I'm curious and eager to see how you solved your problem 😄

[erwn2793]

this was my solution

const signature = new SignedXml();
    signature.addReference(
      "//*[local-name(.)='Invoice']",
      [
        'http://www.w3.org/2000/09/xmldsig#enveloped-signature',
        'http://www.w3.org/2001/10/xml-exc-c14n#',
      ],
      'http://www.w3.org/2001/04/xmlenc#sha256',
      '',
      '',
      '',
      true,
    );
    signature.signingKey = Buffer.from(certificate.key);
    signature.canonicalizationAlgorithm =
      'http://www.w3.org/2001/10/xml-exc-c14n#';
    signature.signatureAlgorithm =
      'http://www.w3.org/2001/04/xmldsig-more#rsa-sha256';
    signature.keyInfoProvider = this.keyInfoProvider(certificate);
    signature.computeSignature(xml, {
      prefix: 'ds',
      location: {
        reference: ".//*[local-name(.)='ExtensionContent']",
        action: 'prepend',
      },
      attrs: {
        Id: 'SignatureSP',
      },
    });
    return signature.getSignedXml();

[djaqua]

@erwn2793 - is one of the elements your signing in the 'wsu' namespace? Setting the namespace prefix explicitly in computeSignature is what I did as part of my solution, but I don't think it was strictly necessary.

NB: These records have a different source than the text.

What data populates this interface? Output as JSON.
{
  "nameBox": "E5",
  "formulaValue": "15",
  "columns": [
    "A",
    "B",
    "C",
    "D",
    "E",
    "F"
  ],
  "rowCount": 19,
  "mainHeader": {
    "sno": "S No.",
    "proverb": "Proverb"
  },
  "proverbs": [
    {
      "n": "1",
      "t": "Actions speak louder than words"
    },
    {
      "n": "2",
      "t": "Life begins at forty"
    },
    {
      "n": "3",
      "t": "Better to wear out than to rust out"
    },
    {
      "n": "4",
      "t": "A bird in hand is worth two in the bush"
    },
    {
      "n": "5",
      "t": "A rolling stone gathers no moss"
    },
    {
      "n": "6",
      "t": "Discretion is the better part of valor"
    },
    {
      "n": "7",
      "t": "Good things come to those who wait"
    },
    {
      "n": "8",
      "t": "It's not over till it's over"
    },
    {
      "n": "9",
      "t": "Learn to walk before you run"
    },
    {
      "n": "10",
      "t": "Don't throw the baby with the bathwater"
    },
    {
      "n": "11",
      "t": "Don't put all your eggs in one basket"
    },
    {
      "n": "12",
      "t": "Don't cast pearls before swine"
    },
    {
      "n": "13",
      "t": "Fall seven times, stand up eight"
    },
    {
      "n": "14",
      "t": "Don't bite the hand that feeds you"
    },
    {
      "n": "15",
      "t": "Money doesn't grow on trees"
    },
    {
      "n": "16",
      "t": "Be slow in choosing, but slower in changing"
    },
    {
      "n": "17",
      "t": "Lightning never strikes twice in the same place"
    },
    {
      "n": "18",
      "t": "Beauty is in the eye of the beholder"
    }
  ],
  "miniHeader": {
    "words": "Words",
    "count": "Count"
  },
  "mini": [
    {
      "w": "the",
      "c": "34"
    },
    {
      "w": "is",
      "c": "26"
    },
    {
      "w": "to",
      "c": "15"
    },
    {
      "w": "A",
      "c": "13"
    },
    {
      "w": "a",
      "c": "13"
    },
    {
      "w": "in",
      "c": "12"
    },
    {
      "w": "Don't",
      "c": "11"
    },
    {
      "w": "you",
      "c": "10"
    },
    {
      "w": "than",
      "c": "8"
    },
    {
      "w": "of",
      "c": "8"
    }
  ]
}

As I mentioned, I had to alias the xml-dsig namespace to 'wsu0' for my Timestamp element, but I also explicitly set the prefix to 'wsu1' for computeSignature so that I could add the comment "must be a different namespace than the Timestamp element"

Also, in your code, does this.keyInfoProvider(certificate) return a specific instance of KeyInfoProvider based on the certificate you specify?